From today's
Guardian:
"Recipes, like birds, ignore political boundaries. Just as the British empire still has a culinary pulse, beating in a curry in Scotland or in the mug of builder's tea with sugar and milk you are handed in some roadhouse on the Karakorum Highway; just as the Ottoman empire breathes phantom breaths in little cups of muddy coffee from Thessaloniki to Basra; so the faint outline of the Tsarist-Soviet imperium still glimmers in the collective steam off bowls of beetroot and cabbage in meat stock, and the soft sound of dollops of sour cream slipping into soup, from the Black Sea to the Sea of Japan and, in emigration, from Brooklyn to Berlin."

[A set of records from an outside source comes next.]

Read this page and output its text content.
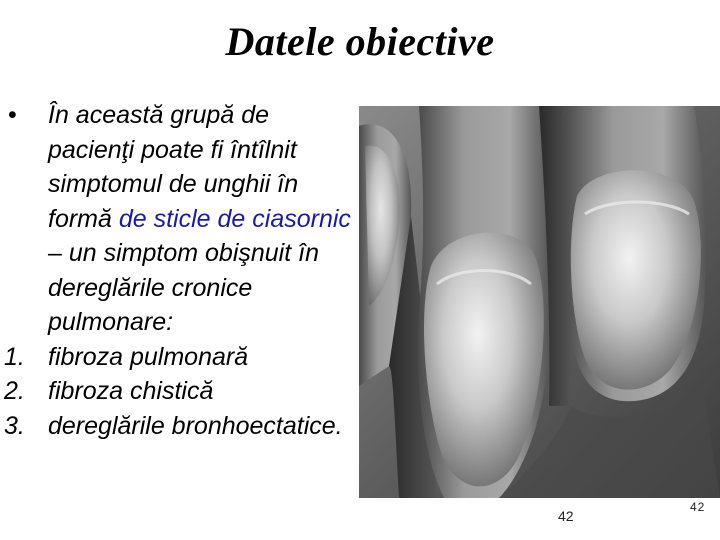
Datele obiective
•	În această grupă de pacienţi poate fi întîlnit simptomul de unghii în formă de sticle de ciasornic – un simptom obişnuit în dereglările cronice pulmonare:
1. fibroza pulmonară
2. fibroza chistică
3. dereglările bronhoectatice.
42
42
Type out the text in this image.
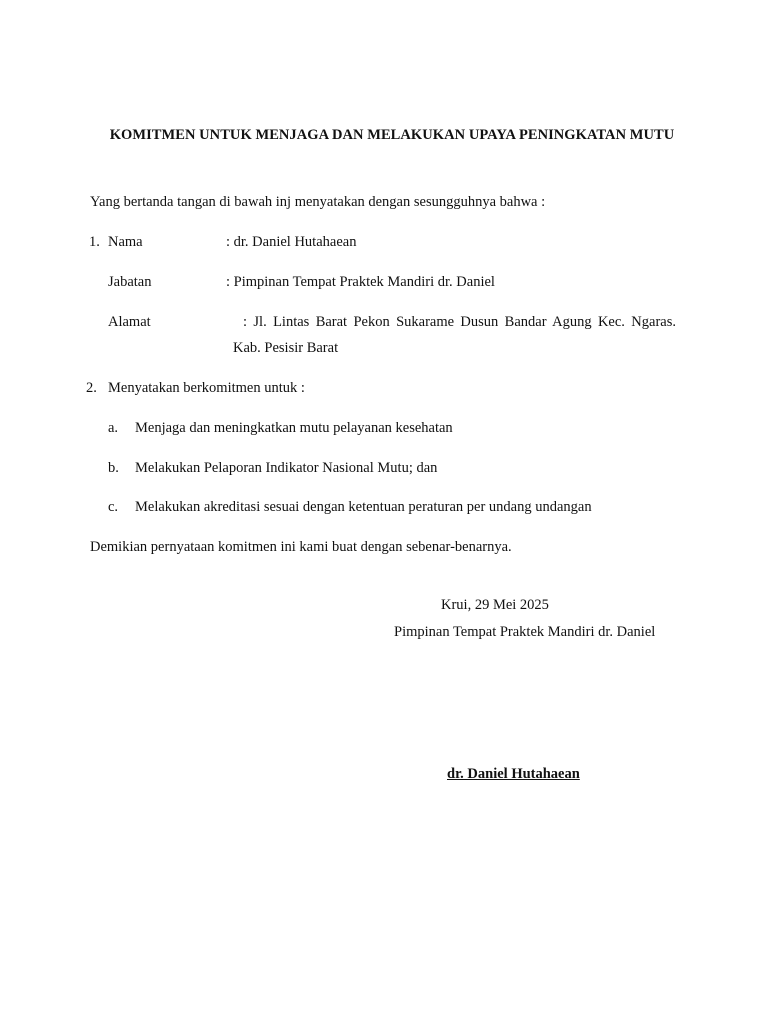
KOMITMEN UNTUK MENJAGA DAN MELAKUKAN UPAYA PENINGKATAN MUTU
Yang bertanda tangan di bawah inj menyatakan dengan sesungguhnya bahwa :
1. Nama	: dr. Daniel Hutahaean
Jabatan	: Pimpinan Tempat Praktek Mandiri dr. Daniel
Alamat	: Jl. Lintas Barat Pekon Sukarame Dusun Bandar Agung Kec. Ngaras.
Kab. Pesisir Barat
2. Menyatakan berkomitmen untuk :
a. Menjaga dan meningkatkan mutu pelayanan kesehatan
b. Melakukan Pelaporan Indikator Nasional Mutu; dan
c. Melakukan akreditasi sesuai dengan ketentuan peraturan per undang undangan
Demikian pernyataan komitmen ini kami buat dengan sebenar-benarnya.
Krui, 29 Mei 2025
Pimpinan Tempat Praktek Mandiri dr. Daniel
dr. Daniel Hutahaean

Read all about the originally Ukranian dish and its continued presence in the Former Soviet Union:
| The story of borshch It's just a bowl of beetroot and cabbage in meat stock, but it was the common denominator of the Soviet kitchen. So what's happened to the dish? James Meek reports |
1 comment:
I lived in the FSU for a bit when it was still the Soviet Union, and my friends taught me a few variations. I make the variation that was predominant in my region of Southern Russia all summer long. I can't wait to read the article! (I'm off to run a teen event).
Also, thanks for the sushi comments - I'd quite forgotten about Godaiko and yes, I love their sushi!